Untuk itu, dia meminta pemerintah daerah kabupaten Kepulauan Tanimbar agar secepatnya menyusun dan menetapkan Perda Miras, sehingga angka kriminal di daerah ini bisa berkurang.
“Tentang bagaimana menata itu, silakan dirumuskan tetapi tentu juga dengan menyerap aspirasi dan keinginan masyarakat,” tutupnya.
Ketua DPRD Kabupaten Kepulauan Tanimbar, Jaflaun Batlayeri yang dihubungi secara terpisah mengatakan, pihaknya telah mengagendakan penyusunan Rancangan Peraturan Daerah (Ranperda) tentang minuman keras dalam masa sidang pertama tahun 2020 dan kini sedang dalam proses.

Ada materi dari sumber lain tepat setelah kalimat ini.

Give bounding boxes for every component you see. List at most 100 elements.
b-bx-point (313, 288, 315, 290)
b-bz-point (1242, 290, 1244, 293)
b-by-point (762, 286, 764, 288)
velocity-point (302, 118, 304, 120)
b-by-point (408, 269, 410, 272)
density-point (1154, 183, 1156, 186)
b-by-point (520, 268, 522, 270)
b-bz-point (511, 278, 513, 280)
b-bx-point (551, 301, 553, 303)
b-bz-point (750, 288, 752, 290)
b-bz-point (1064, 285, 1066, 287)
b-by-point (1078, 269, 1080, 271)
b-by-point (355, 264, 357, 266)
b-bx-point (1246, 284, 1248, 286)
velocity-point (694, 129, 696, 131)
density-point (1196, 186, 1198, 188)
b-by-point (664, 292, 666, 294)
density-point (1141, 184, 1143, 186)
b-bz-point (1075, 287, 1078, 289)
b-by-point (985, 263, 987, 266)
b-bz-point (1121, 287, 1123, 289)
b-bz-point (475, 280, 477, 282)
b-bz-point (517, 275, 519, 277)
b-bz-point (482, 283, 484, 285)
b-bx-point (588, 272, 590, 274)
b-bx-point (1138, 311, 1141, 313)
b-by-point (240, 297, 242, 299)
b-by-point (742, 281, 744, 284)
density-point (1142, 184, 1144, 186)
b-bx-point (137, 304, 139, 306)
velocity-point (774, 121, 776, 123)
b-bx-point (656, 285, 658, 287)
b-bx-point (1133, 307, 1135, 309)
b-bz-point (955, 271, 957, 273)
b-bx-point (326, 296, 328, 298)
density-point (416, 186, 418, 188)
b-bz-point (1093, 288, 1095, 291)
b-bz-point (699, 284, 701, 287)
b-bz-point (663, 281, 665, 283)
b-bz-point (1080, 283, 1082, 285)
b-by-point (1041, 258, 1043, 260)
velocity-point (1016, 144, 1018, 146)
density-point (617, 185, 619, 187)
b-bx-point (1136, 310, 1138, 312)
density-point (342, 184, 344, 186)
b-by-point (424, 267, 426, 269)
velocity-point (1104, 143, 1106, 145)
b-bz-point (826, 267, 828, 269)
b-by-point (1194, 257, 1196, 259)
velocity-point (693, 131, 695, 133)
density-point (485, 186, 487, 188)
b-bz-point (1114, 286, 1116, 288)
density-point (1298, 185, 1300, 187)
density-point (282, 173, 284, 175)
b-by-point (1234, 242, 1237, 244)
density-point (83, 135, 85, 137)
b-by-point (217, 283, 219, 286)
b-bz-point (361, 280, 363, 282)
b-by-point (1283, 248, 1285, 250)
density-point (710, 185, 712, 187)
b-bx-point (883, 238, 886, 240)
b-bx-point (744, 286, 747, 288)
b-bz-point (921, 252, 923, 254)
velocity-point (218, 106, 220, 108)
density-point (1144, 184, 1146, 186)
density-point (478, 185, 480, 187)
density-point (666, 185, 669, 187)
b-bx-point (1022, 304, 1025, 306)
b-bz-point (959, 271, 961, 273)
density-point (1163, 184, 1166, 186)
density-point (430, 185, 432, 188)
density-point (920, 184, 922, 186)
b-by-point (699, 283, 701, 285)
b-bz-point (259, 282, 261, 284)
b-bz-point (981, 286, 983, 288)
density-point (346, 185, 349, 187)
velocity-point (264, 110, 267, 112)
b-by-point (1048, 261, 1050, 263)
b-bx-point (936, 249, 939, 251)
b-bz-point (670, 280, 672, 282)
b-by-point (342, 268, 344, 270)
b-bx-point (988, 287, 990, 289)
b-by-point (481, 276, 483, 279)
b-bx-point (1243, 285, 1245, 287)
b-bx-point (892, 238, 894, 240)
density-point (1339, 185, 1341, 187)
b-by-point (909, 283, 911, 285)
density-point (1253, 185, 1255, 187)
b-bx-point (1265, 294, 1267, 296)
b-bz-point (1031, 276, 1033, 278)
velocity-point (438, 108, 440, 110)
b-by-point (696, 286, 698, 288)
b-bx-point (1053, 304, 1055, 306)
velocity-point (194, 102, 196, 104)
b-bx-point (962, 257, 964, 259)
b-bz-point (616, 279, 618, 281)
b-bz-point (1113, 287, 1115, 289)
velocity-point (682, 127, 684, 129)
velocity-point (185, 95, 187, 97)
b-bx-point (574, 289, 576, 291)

“Saat ini kita sudah ada dalam tahapan fasilitasi proses pembahasannya. Telah ditetapkan dalam masa sidang pertama tahun 2020 dan rancangan Perdanya sudah ada,” katanya.
Ruang lingkup Perda tentang Miras yang sedang dibahas ialah menata, mengendalikan, memberdayakan dan meningkatkan pendapatan daerah. Atau tentang penataan, penertiban, mengendalikan soal status hukum yang dilegalkan, industri dan proses distribusi serta penataan ekonomi masyarakat dan peningkatan ekonomi daerah.
“Memang ada beberapa ruang lingkup yang sudah kita putuskan dan sekarang dalam tahapan finalisasi. Sebentar nanti akan ada pada tahapan uji publik untuk meminta pertimbangan-pertimbangan dan masukan dari masyarakat,” katanya lagi.
Jaflaun memastikan, dalam tahun ini sudah ada proses uji publik. Tentang waktu pelaksanaanya akan disesuaikan dengan agenda wajib yakni penetapan APBD perubahan 2021 dan pembahasan Kuasa Umum APBD induk.